Centrales, industriels et constructeurs en ligne de mire
Concrètement, les deux solutions permettent de détecter rapidement les défaillances pour les corriger et optimiser le productible renouvelable. Mieux encore, elles peuvent être utilisées pour l’inspection en l’état des installations industrielles et des ouvrages d’art en utilisant différentes techniques (thermographie, radiométrie, traitement d’images, photogrammétrie). Si la première cible de la pépite est les exploitants de centrales et des installations solaires et éoliennes, la seconde est beaucoup plus large (industriels, constructeurs et agriculteurs). L’offre de Farasha séduit déjà auprès des opérateurs du secteur solaire. «Farasha systems prouve que la jeunesse marocaine est capable d’exceller et que l’innovation n’est pas l’apanage des groupes internationaux», témoigne Anas Raisuni, le patron de la filiale marocaine du groupe espagnol Sener, un des principaux contributeurs et développeurs du complexe Noor.

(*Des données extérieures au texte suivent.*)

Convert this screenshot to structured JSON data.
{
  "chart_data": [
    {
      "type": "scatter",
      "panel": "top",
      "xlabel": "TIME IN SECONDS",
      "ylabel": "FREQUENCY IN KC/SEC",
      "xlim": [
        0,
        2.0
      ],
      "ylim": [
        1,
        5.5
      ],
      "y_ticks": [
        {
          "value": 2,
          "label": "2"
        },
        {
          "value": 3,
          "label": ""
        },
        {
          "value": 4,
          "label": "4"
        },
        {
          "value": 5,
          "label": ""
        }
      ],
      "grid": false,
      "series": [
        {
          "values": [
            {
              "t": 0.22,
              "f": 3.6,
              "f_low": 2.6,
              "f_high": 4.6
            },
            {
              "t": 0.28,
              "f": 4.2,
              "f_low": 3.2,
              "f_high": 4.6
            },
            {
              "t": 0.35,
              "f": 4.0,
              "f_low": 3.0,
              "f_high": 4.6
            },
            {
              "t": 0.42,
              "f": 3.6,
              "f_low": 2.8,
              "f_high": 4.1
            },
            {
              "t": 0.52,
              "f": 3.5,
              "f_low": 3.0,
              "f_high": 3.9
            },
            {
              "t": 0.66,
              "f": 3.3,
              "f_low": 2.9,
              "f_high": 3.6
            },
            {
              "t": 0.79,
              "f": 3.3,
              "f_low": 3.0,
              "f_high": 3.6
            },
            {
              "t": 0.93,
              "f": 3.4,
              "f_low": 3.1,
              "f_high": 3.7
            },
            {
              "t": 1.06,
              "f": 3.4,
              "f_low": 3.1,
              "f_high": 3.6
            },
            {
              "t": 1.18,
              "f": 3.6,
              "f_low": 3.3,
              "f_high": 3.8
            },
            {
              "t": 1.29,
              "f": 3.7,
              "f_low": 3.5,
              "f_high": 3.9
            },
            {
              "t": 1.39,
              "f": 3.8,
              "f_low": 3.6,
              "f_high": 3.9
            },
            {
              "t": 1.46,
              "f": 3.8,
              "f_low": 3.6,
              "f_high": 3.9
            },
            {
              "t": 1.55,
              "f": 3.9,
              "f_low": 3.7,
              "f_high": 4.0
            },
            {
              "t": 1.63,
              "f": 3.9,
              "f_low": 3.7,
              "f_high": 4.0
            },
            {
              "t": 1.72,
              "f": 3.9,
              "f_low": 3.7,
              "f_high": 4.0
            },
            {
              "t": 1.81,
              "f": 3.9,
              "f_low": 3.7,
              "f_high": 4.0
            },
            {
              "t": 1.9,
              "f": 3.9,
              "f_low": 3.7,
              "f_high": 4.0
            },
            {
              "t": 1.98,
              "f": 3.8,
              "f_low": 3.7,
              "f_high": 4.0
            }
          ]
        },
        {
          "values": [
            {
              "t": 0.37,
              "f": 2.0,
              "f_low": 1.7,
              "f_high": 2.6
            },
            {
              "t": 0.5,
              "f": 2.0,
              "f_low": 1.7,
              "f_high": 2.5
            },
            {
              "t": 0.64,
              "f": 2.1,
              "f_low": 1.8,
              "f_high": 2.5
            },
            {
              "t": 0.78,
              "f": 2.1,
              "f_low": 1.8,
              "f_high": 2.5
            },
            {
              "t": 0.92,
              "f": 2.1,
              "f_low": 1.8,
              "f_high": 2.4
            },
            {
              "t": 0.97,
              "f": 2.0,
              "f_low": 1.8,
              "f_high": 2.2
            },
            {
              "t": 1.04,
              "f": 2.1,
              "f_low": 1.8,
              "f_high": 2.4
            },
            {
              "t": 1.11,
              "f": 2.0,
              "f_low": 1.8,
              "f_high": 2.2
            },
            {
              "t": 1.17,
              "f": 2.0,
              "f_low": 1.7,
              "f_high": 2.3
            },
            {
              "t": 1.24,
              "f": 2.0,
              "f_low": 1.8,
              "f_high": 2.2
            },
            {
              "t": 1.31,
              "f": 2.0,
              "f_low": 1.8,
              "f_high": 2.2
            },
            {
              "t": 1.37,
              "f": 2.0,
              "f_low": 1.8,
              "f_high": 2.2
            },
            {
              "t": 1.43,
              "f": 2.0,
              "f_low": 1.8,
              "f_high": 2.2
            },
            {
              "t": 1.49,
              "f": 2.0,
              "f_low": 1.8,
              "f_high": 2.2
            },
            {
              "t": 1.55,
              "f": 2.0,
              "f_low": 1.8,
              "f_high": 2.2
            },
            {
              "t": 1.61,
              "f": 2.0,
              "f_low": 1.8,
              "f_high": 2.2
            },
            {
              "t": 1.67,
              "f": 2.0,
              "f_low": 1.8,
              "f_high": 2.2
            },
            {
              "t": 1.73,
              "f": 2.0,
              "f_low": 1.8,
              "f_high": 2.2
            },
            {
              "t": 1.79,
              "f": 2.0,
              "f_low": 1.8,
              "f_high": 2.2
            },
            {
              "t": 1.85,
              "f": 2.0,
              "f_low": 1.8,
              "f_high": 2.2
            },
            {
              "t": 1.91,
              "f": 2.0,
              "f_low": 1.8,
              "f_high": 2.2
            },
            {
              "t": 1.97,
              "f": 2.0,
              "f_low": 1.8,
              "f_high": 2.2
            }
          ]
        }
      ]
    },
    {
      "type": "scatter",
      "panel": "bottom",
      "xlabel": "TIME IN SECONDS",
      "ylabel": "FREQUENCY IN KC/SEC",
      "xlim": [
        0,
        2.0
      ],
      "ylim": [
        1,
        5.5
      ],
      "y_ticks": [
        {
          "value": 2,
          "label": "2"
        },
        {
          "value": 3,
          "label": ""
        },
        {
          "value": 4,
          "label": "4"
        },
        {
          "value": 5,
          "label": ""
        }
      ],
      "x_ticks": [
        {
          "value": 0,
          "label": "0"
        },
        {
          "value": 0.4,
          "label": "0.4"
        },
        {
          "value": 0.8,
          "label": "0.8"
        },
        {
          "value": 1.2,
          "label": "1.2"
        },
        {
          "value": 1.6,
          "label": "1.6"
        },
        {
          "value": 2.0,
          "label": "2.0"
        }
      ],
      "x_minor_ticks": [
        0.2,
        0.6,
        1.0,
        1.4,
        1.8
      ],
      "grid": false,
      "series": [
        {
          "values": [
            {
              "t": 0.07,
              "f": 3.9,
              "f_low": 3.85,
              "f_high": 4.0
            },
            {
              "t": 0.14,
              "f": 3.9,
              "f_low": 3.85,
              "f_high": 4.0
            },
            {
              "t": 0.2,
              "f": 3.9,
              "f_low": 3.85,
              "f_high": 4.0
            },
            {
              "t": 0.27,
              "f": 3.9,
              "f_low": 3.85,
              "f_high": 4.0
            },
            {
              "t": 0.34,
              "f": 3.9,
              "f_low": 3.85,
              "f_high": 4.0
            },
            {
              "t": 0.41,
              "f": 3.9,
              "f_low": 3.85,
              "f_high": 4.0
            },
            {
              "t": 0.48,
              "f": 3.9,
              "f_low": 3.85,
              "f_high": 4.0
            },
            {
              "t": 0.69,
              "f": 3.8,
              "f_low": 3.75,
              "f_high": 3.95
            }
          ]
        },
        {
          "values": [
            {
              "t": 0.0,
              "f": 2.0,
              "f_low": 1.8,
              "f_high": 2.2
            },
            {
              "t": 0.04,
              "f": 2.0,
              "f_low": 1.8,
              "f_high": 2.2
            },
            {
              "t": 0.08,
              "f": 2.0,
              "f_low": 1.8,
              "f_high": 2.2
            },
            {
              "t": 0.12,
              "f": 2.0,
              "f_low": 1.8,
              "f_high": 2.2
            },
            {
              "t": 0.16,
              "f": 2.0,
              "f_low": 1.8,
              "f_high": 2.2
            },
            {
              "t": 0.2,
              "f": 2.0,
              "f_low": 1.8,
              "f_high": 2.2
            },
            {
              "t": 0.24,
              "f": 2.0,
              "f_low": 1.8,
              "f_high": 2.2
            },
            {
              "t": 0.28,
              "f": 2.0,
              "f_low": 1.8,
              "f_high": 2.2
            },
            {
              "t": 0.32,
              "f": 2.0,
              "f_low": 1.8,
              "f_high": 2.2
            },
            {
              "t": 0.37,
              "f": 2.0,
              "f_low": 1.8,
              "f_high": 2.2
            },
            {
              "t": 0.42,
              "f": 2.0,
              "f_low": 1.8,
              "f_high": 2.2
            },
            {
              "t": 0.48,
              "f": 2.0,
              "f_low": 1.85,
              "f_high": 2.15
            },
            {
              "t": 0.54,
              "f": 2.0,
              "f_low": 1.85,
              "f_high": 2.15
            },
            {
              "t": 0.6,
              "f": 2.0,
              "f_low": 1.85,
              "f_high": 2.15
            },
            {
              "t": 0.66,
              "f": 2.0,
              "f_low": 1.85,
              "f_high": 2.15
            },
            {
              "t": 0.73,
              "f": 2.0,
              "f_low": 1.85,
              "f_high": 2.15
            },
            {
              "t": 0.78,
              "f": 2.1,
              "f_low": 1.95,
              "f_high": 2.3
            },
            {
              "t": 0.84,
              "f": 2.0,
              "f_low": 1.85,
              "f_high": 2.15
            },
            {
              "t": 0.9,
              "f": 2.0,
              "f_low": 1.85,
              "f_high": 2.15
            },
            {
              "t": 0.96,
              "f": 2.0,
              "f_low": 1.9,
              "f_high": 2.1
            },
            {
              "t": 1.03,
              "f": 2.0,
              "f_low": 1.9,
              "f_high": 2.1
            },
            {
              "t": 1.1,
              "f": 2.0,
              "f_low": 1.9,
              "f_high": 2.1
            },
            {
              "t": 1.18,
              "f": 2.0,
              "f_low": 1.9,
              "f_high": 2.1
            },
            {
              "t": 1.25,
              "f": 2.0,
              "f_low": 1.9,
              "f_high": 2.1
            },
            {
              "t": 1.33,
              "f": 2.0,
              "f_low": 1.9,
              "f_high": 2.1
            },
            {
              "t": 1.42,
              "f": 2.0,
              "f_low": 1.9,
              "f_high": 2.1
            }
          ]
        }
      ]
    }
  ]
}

Autre signe de reconnaissance des réalisations de la start-up : trois prix discernés dont deux en France (Meetafrica, MVP22 et PACEIM) et une incubation au Green Business Incubateur du Cluster solaire marocain initié et géré par Masen. Parallèlement à la R&D qui demeure le nerf de la guerre, la start-up a démarré la prospection de ses clients potentiels et a déjà réalisé ses premières prestations auprès d’Acwa Power et la plateforme de recherche de Masen à Ouarzazate. «Nous sommes en discussion avancée et estimons aboutir à un premier contrat très prochainement», s’enthousiasme le CEO de Farasha Systems, qui a roulé sa bosse dans la recherche et l’enseignement à Grenoble avant de revenir au bercail.
Toutefois, le défi majeur est de pouvoir lever des fonds auprès d’investisseurs pour passer à un palier supérieur, à savoir l’amorçage. Ce défi est vraiment de taille vu l’absence de véritable écosystème entrepreneurial malgré quelques initiatives publiques et privées.